Saturday, 1 January 2011

Mental Welfare Commission turn down Freedom of Information request

There's an interesting exchange between a Mr McLean and the Mental Welfare Commission for Scotland (MWC) at What Do They Know.com?

Essentially, Mr McLean wishes to know "...the number of reported (alleged or  proven) cases of abuse (physical, sexual, verbal, and mental) of detained/sectioned patients in Scotland reported by anybody." Okay, the request is strangely formal, and there is some ambiguity about how aspects of abuse are defined, but some might consider this a reasonable request. One of the MWC's statutory duties is to protect the interests of those with mental disorder in Scotland (although the Commission tend to focus on detained patients). Their website states that they believe that everyone with a mental illness should: "have the right to live free from abuse, neglect or discrimination". Nothing to disagree with that statement.

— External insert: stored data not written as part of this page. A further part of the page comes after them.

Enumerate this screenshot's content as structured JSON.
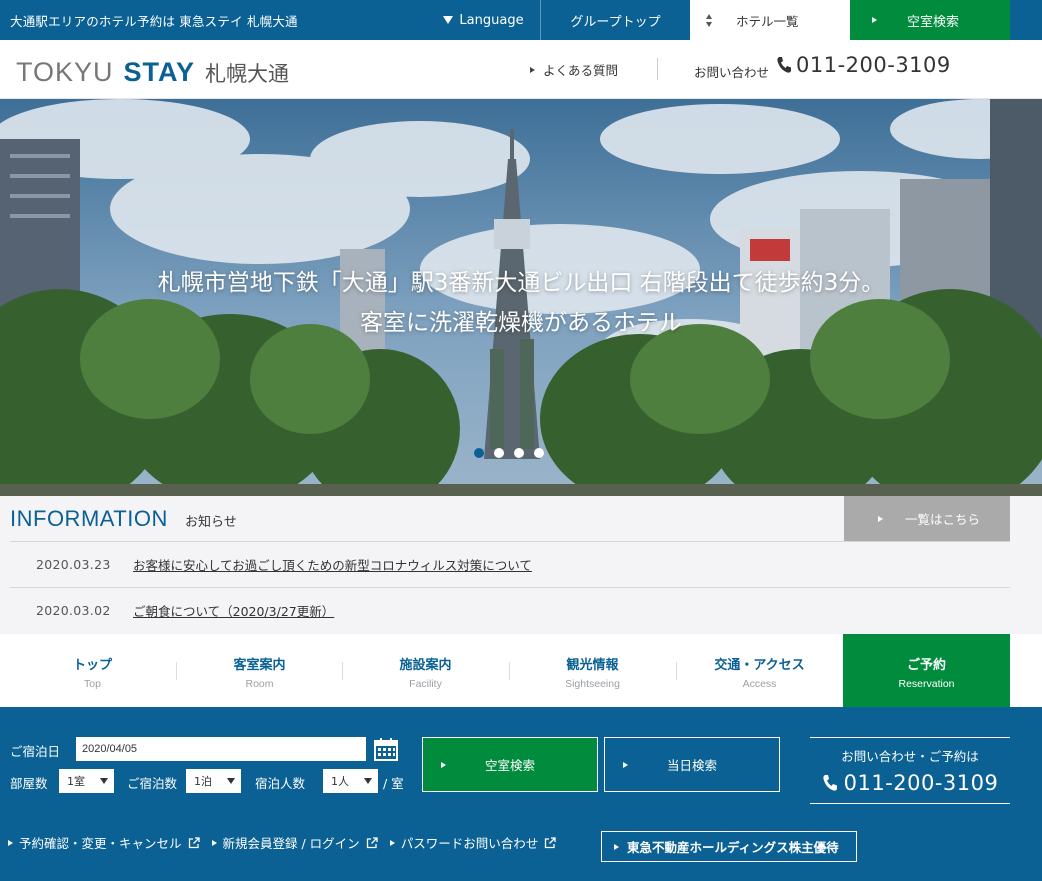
{
  "topbar": {
    "tagline": "大通駅エリアのホテル予約は 東急ステイ 札幌大通",
    "language": "Language",
    "group_top": "グループトップ",
    "hotel_list": "ホテル一覧",
    "vacancy_search": "空室検索"
  },
  "header": {
    "logo_tokyu": "TOKYU",
    "logo_stay": "STAY",
    "logo_city": "札幌大通",
    "faq": "よくある質問",
    "contact_label": "お問い合わせ",
    "phone": "011-200-3109"
  },
  "hero": {
    "caption_line1": "札幌市営地下鉄「大通」駅3番新大通ビル出口 右階段出て徒歩約3分。",
    "caption_line2": "客室に洗濯乾燥機があるホテル",
    "slide_count": 4,
    "active_slide": 1
  },
  "info": {
    "title": "INFORMATION",
    "subtitle": "お知らせ",
    "list_button": "一覧はこちら",
    "items": [
      {
        "date": "2020.03.23",
        "text": "お客様に安心してお過ごし頂くための新型コロナウィルス対策について"
      },
      {
        "date": "2020.03.02",
        "text": "ご朝食について（2020/3/27更新）"
      }
    ]
  },
  "nav": {
    "items": [
      {
        "jp": "トップ",
        "en": "Top"
      },
      {
        "jp": "客室案内",
        "en": "Room"
      },
      {
        "jp": "施設案内",
        "en": "Facility"
      },
      {
        "jp": "観光情報",
        "en": "Sightseeing"
      },
      {
        "jp": "交通・アクセス",
        "en": "Access"
      },
      {
        "jp": "ご予約",
        "en": "Reservation"
      }
    ]
  },
  "booking": {
    "checkin_label": "ご宿泊日",
    "checkin_value": "2020/04/05",
    "rooms_label": "部屋数",
    "rooms_value": "1室",
    "nights_label": "ご宿泊数",
    "nights_value": "1泊",
    "guests_label": "宿泊人数",
    "guests_value": "1人",
    "per_room": "/ 室",
    "search_button": "空室検索",
    "today_button": "当日検索",
    "contact_label": "お問い合わせ・ご予約は",
    "phone": "011-200-3109",
    "links": [
      "予約確認・変更・キャンセル",
      "新規会員登録 / ログイン",
      "パスワードお問い合わせ"
    ],
    "shareholder": "東急不動産ホールディングス株主優待"
  },
  "colors": {
    "brand_blue": "#0b6194",
    "accent_green": "#008c3c",
    "info_button_gray": "#aaaaaa"
  }
}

Mr McLean has made a request for numbers (not patient details, obviously) of cases of abuse of detained patients in Scotland. Since detained patients come very much within the remit of the Commission, one might imagine that they would/ should know how many cases there have been involving alleged abuse. Of course, if the Commission haven't been notified then they might not have such information, but they should be able to provide the number of cases reported to the Commission in recent years.

However, the Commission has invoked section 12(1) of the Freedom of Information (Scotland) Act 2002 which means that they consider it too costly to provide such information. There is a general limit of £600, so if a public body thinks it will cost more than £600 to find the information, they don't have to provide it.

Of course, there may be some people who think that a public body whose duties include monitoring of abuse of people with mental illness should be able to count the number of cases of abuse of people with mental illness on its records without it costing more than £600. The Commission will probably have some kind of database, and as most people know, a database that can't output such simple counts of relevant records isn't up to much. From what I've heard, the Commission has adopted a relatively 'paperless' office and forms and documents tend to be scanned into the system.

Despite some of the ambiguous language of the request, I don't think it should be too hard to provide Mr McLean with the numbers of cases of abuse (however defined) of detained patients in Scotland that it has on its records, and the argument that it would cost too much seems more than a little spurious.